Pemerintah Kota (Pemkot) Bandar Lampung terus mempercepat penanganan persoalan drainase di sejumlah titik rawan genangan.
Salah satunya di ruas Jalan By Pass Soekarno-Hatta, tepatnya di perbatasan Kelurahan Way Gubak, Kecamatan Sukabumi dan Kelurahan Ketapang, Kecamatan Panjang, Sabtu (28/3/2026).
Langkah ini dilakukan menyusul munculnya genangan air pasca hujan deras yang sempat mengganggu aktivitas warga dan pengguna jalan di jalur utama tersebut.

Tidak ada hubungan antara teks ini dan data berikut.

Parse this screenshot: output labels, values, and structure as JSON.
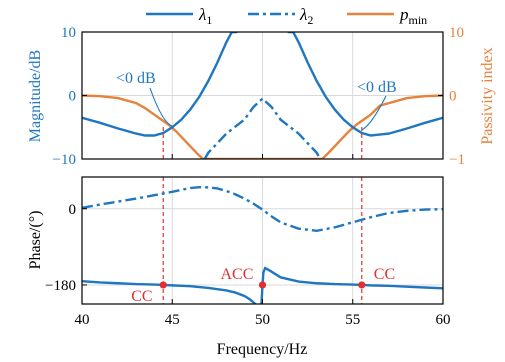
{
  "colors": {
    "blue": "#1f77c1",
    "orange": "#e6823a",
    "red": "#e03030",
    "grid": "#d9d9d9",
    "axis": "#000000"
  },
  "legend": {
    "lambda1": "λ1",
    "lambda2": "λ2",
    "pmin": "pmin"
  },
  "chart_data": [
    {
      "type": "line",
      "xlabel": "",
      "ylabel": "Magnitude/dB",
      "y2label": "Passivity index",
      "xlim": [
        40,
        60
      ],
      "ylim": [
        -10,
        10
      ],
      "y2lim": [
        -1,
        1
      ],
      "yticks": [
        "10",
        "0",
        "−10"
      ],
      "y2ticks": [
        "10",
        "0",
        "−1"
      ],
      "grid": true,
      "annotations": [
        "<0 dB",
        "<0 dB"
      ],
      "series": [
        {
          "name": "λ1",
          "style": "solid",
          "color": "#1f77c1",
          "x": [
            40,
            41,
            42,
            43,
            43.5,
            44,
            44.5,
            45,
            45.5,
            46,
            46.5,
            47,
            47.5,
            48,
            48.3,
            48.6,
            50.0,
            51.4,
            51.7,
            52,
            52.5,
            53,
            53.5,
            54,
            54.5,
            55,
            55.5,
            56,
            57,
            58,
            59,
            60
          ],
          "y": [
            -3.5,
            -4.3,
            -5.2,
            -6.0,
            -6.3,
            -6.3,
            -5.9,
            -5.0,
            -3.8,
            -2.2,
            -0.2,
            2.3,
            5.2,
            8.4,
            10.0,
            10.0,
            null,
            10.0,
            10.0,
            8.4,
            5.2,
            2.3,
            -0.2,
            -2.2,
            -3.8,
            -5.0,
            -5.9,
            -6.3,
            -6.0,
            -5.2,
            -4.3,
            -3.5
          ]
        },
        {
          "name": "λ2",
          "style": "dashdot",
          "color": "#1f77c1",
          "x": [
            46.8,
            47,
            47.5,
            48,
            48.5,
            49,
            49.5,
            50,
            50.5,
            51,
            51.5,
            52,
            52.5,
            53,
            53.2
          ],
          "y": [
            -10,
            -9.0,
            -7.5,
            -6.0,
            -4.9,
            -3.8,
            -1.8,
            -0.5,
            -1.8,
            -3.8,
            -4.9,
            -6.0,
            -7.5,
            -9.0,
            -10
          ]
        },
        {
          "name": "pmin",
          "style": "solid",
          "color": "#e6823a",
          "axis": "right",
          "x": [
            40,
            41,
            42,
            43,
            43.5,
            44,
            44.4,
            44.8,
            45.2,
            45.6,
            46,
            46.4,
            46.7,
            53.3,
            53.6,
            54,
            54.4,
            54.8,
            55.2,
            55.6,
            56,
            56.5,
            57,
            58,
            59,
            60
          ],
          "y": [
            0,
            -0.01,
            -0.04,
            -0.12,
            -0.2,
            -0.3,
            -0.38,
            -0.46,
            -0.56,
            -0.68,
            -0.8,
            -0.92,
            -1.0,
            -1.0,
            -0.92,
            -0.8,
            -0.68,
            -0.56,
            -0.46,
            -0.38,
            -0.3,
            -0.16,
            -0.12,
            -0.04,
            -0.01,
            0
          ]
        }
      ]
    },
    {
      "type": "line",
      "xlabel": "Frequency/Hz",
      "ylabel": "Phase/(°)",
      "xlim": [
        40,
        60
      ],
      "ylim": [
        -225,
        75
      ],
      "xticks": [
        "40",
        "45",
        "50",
        "55",
        "60"
      ],
      "yticks": [
        "0",
        "−180"
      ],
      "grid": true,
      "annotations": [
        "CC",
        "ACC",
        "CC"
      ],
      "markers": [
        {
          "label": "CC",
          "x": 44.5,
          "y": -180
        },
        {
          "label": "ACC",
          "x": 50.0,
          "y": -180
        },
        {
          "label": "CC",
          "x": 55.5,
          "y": -180
        }
      ],
      "series": [
        {
          "name": "λ1",
          "style": "solid",
          "color": "#1f77c1",
          "x": [
            40,
            41,
            42,
            43,
            44,
            44.5,
            45,
            46,
            47,
            48,
            48.5,
            49,
            49.3,
            49.6,
            49.85,
            49.95,
            50.0,
            50.05,
            50.15,
            50.4,
            51,
            52,
            53,
            54,
            55,
            55.5,
            56,
            57,
            58,
            59,
            60
          ],
          "y": [
            -171,
            -174,
            -176,
            -178,
            -179,
            -180,
            -181,
            -183,
            -187,
            -193,
            -198,
            -206,
            -214,
            -225,
            -236,
            -220,
            -180,
            -150,
            -140,
            -146,
            -162,
            -172,
            -176,
            -178,
            -179,
            -180,
            -181,
            -182,
            -184,
            -186,
            -188
          ]
        },
        {
          "name": "λ2",
          "style": "dashdot",
          "color": "#1f77c1",
          "x": [
            40,
            41,
            42,
            43,
            44,
            45,
            46,
            46.5,
            47,
            47.5,
            48,
            48.5,
            49,
            49.5,
            50,
            50.5,
            51,
            52,
            53,
            54,
            55,
            56,
            57,
            58,
            59,
            60
          ],
          "y": [
            2,
            10,
            17,
            24,
            32,
            40,
            49,
            51,
            50.5,
            48,
            42,
            34,
            24,
            12,
            -2,
            -18,
            -32,
            -47,
            -52,
            -44,
            -32,
            -20,
            -10,
            -5,
            -2,
            -1
          ]
        }
      ]
    }
  ]
}
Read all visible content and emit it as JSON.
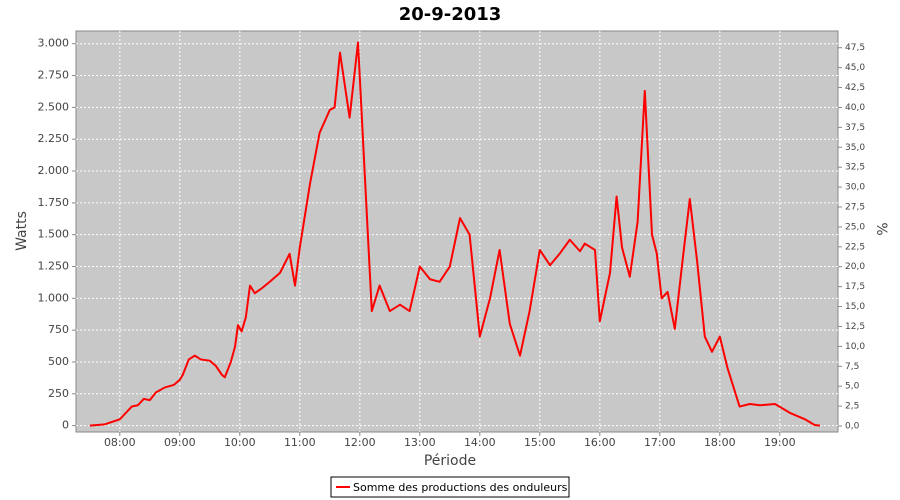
{
  "chart_data": {
    "type": "line",
    "title": "20-9-2013",
    "x_label": "Période",
    "y_label": "Watts",
    "y2_label": "%",
    "grid": true,
    "legend": "bottom",
    "x": [
      7.5,
      7.75,
      8.0,
      8.1,
      8.2,
      8.3,
      8.4,
      8.5,
      8.6,
      8.75,
      8.9,
      9.0,
      9.05,
      9.15,
      9.25,
      9.35,
      9.5,
      9.6,
      9.7,
      9.75,
      9.85,
      9.92,
      9.97,
      10.03,
      10.1,
      10.17,
      10.25,
      10.37,
      10.5,
      10.67,
      10.83,
      10.92,
      11.0,
      11.17,
      11.33,
      11.5,
      11.58,
      11.67,
      11.83,
      11.97,
      12.08,
      12.2,
      12.33,
      12.5,
      12.67,
      12.83,
      13.0,
      13.17,
      13.33,
      13.5,
      13.67,
      13.83,
      14.0,
      14.17,
      14.33,
      14.5,
      14.67,
      14.83,
      15.0,
      15.17,
      15.33,
      15.5,
      15.67,
      15.75,
      15.92,
      16.0,
      16.17,
      16.28,
      16.37,
      16.5,
      16.63,
      16.75,
      16.87,
      16.95,
      17.03,
      17.13,
      17.25,
      17.38,
      17.5,
      17.62,
      17.75,
      17.87,
      18.0,
      18.13,
      18.33,
      18.5,
      18.67,
      18.92,
      19.17,
      19.42,
      19.58,
      19.67
    ],
    "series": [
      {
        "name": "Somme des productions des onduleurs",
        "color": "#ff0000",
        "values": [
          0,
          10,
          50,
          100,
          150,
          160,
          210,
          200,
          260,
          300,
          320,
          360,
          400,
          520,
          550,
          520,
          510,
          470,
          400,
          380,
          500,
          620,
          790,
          740,
          850,
          1100,
          1040,
          1080,
          1130,
          1200,
          1350,
          1100,
          1400,
          1900,
          2300,
          2480,
          2500,
          2930,
          2420,
          3010,
          2000,
          900,
          1100,
          900,
          950,
          900,
          1250,
          1150,
          1130,
          1250,
          1630,
          1500,
          700,
          1000,
          1380,
          800,
          550,
          900,
          1380,
          1260,
          1350,
          1460,
          1370,
          1430,
          1380,
          820,
          1200,
          1800,
          1400,
          1170,
          1600,
          2630,
          1500,
          1350,
          1000,
          1050,
          760,
          1300,
          1780,
          1300,
          700,
          580,
          700,
          450,
          150,
          170,
          160,
          170,
          100,
          50,
          5,
          0
        ]
      }
    ],
    "xlim": [
      7.27,
      19.97
    ],
    "xticks": [
      {
        "value": 8,
        "label": "08:00"
      },
      {
        "value": 9,
        "label": "09:00"
      },
      {
        "value": 10,
        "label": "10:00"
      },
      {
        "value": 11,
        "label": "11:00"
      },
      {
        "value": 12,
        "label": "12:00"
      },
      {
        "value": 13,
        "label": "13:00"
      },
      {
        "value": 14,
        "label": "14:00"
      },
      {
        "value": 15,
        "label": "15:00"
      },
      {
        "value": 16,
        "label": "16:00"
      },
      {
        "value": 17,
        "label": "17:00"
      },
      {
        "value": 18,
        "label": "18:00"
      },
      {
        "value": 19,
        "label": "19:00"
      }
    ],
    "ylim": [
      -50,
      3100
    ],
    "yticks": [
      0,
      250,
      500,
      750,
      {
        "value": 1000,
        "label": "1.000"
      },
      {
        "value": 1250,
        "label": "1.250"
      },
      {
        "value": 1500,
        "label": "1.500"
      },
      {
        "value": 1750,
        "label": "1.750"
      },
      {
        "value": 2000,
        "label": "2.000"
      },
      {
        "value": 2250,
        "label": "2.250"
      },
      {
        "value": 2500,
        "label": "2.500"
      },
      {
        "value": 2750,
        "label": "2.750"
      },
      {
        "value": 3000,
        "label": "3.000"
      }
    ],
    "y2lim": [
      -0.75,
      49.6
    ],
    "y2ticks": [
      {
        "value": 0,
        "label": "0,0"
      },
      {
        "value": 2.5,
        "label": "2,5"
      },
      {
        "value": 5,
        "label": "5,0"
      },
      {
        "value": 7.5,
        "label": "7,5"
      },
      {
        "value": 10,
        "label": "10,0"
      },
      {
        "value": 12.5,
        "label": "12,5"
      },
      {
        "value": 15,
        "label": "15,0"
      },
      {
        "value": 17.5,
        "label": "17,5"
      },
      {
        "value": 20,
        "label": "20,0"
      },
      {
        "value": 22.5,
        "label": "22,5"
      },
      {
        "value": 25,
        "label": "25,0"
      },
      {
        "value": 27.5,
        "label": "27,5"
      },
      {
        "value": 30,
        "label": "30,0"
      },
      {
        "value": 32.5,
        "label": "32,5"
      },
      {
        "value": 35,
        "label": "35,0"
      },
      {
        "value": 37.5,
        "label": "37,5"
      },
      {
        "value": 40,
        "label": "40,0"
      },
      {
        "value": 42.5,
        "label": "42,5"
      },
      {
        "value": 45,
        "label": "45,0"
      },
      {
        "value": 47.5,
        "label": "47,5"
      }
    ]
  }
}
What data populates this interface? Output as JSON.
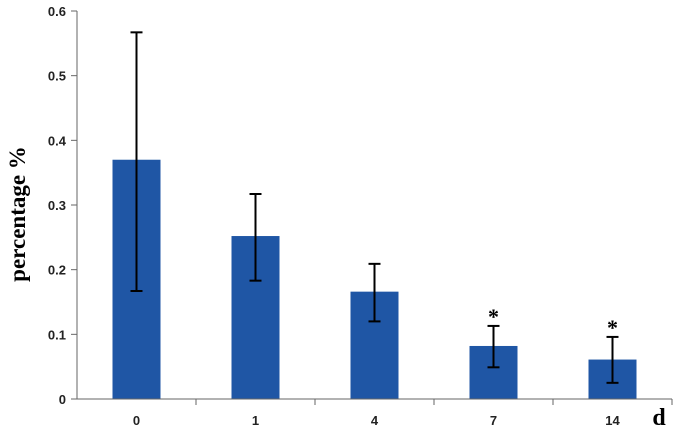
{
  "chart_data": {
    "type": "bar",
    "title": "",
    "categories": [
      "0",
      "1",
      "4",
      "7",
      "14"
    ],
    "values": [
      0.37,
      0.252,
      0.166,
      0.082,
      0.061
    ],
    "error_upper": [
      0.567,
      0.317,
      0.209,
      0.113,
      0.096
    ],
    "error_lower": [
      0.167,
      0.183,
      0.12,
      0.049,
      0.025
    ],
    "annotations": [
      "",
      "",
      "",
      "*",
      "*"
    ],
    "xlabel": "d",
    "ylabel": "percentage %",
    "ylim": [
      0,
      0.6
    ],
    "yticks": [
      0,
      0.1,
      0.2,
      0.3,
      0.4,
      0.5,
      0.6
    ],
    "ytick_labels": [
      "0",
      "0.1",
      "0.2",
      "0.3",
      "0.4",
      "0.5",
      "0.6"
    ],
    "grid": false,
    "bar_color": "#1f56a5",
    "error_bar_color": "#000000"
  }
}
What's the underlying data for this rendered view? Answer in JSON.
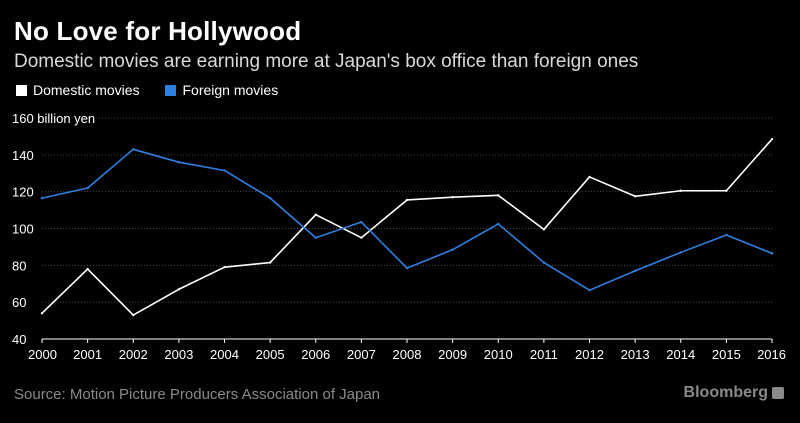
{
  "header": {
    "title": "No Love for Hollywood",
    "subtitle": "Domestic movies are earning more at Japan's box office than foreign ones"
  },
  "footer": {
    "source": "Source: Motion Picture Producers Association of Japan",
    "brand": "Bloomberg"
  },
  "chart_data": {
    "type": "line",
    "title": "No Love for Hollywood",
    "subtitle": "Domestic movies are earning more at Japan's box office than foreign ones",
    "ylabel": "billion yen",
    "xlabel": "",
    "categories": [
      "2000",
      "2001",
      "2002",
      "2003",
      "2004",
      "2005",
      "2006",
      "2007",
      "2008",
      "2009",
      "2010",
      "2011",
      "2012",
      "2013",
      "2014",
      "2015",
      "2016"
    ],
    "ylim": [
      40,
      160
    ],
    "yticks": [
      40,
      60,
      80,
      100,
      120,
      140,
      160
    ],
    "grid": true,
    "legend_position": "top-left",
    "series": [
      {
        "name": "Domestic movies",
        "color": "#ffffff",
        "values": [
          54,
          78,
          53,
          67,
          79,
          81.5,
          107.5,
          95,
          115.5,
          117,
          118,
          99.5,
          128,
          117.5,
          120.5,
          120.5,
          148.5
        ]
      },
      {
        "name": "Foreign movies",
        "color": "#2f7fe0",
        "values": [
          116.5,
          122,
          143,
          136,
          131.5,
          116.5,
          95,
          103.5,
          78.5,
          88.5,
          102.5,
          81.5,
          66.5,
          77,
          87,
          96.5,
          86.5
        ]
      }
    ]
  }
}
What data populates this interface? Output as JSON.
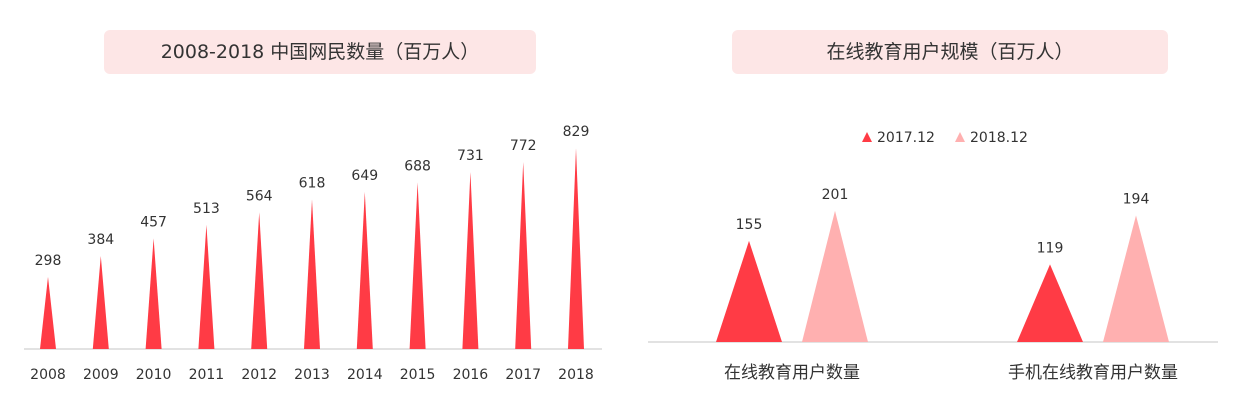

Wali Kota Bandar Lampung, Eva Dwiana, langsung menginstruksikan tim gabungan untuk melakukan normalisasi gorong-gorong dan saluran air agar aliran kembali lancar dan tidak menimbulkan genangan berulang.
Sejumlah personel dari BPBD, Damkarmat, dan Dinas Lingkungan Hidup (DLH) diterjunkan ke lokasi untuk melakukan penyedotan air serta pengerukan material yang menyumbat saluran.
Tak hanya itu, Pemkot juga menggandeng Balai Pelaksana Jalan Nasional (BPJN) guna mempercepat penanganan, mengingat ruas jalan tersebut merupakan kewenangan pemerintah pusat.
Normalisasi dilakukan dengan mengerahkan alat berat serta tenaga manual, menyasar saluran sodetan yang selama ini menjadi titik hambatan aliran air dari wilayah Sukabumi menuju laut Ketapang.
Eva Dwiana menegaskan, pembenahan drainase menjadi salah satu fokus utama pemerintah kota dalam mengantisipasi dampak cuaca ekstrem.
“Ini upaya kita agar tidak terjadi genangan berulang. Drainase harus berfungsi maksimal, apalagi saat intensitas hujan tinggi,” ujarnya.
Meski proses pengerjaan berlangsung, arus lalu lintas di Jalan By Pass tetap terpantau lancar berkat pengaturan petugas di lapangan.
Pemkot Bandar Lampung memastikan penanganan akan dilakukan hingga tuntas, sebagai bagian dari komitmen menghadirkan infrastruktur yang lebih baik dan aman bagi masyarakat.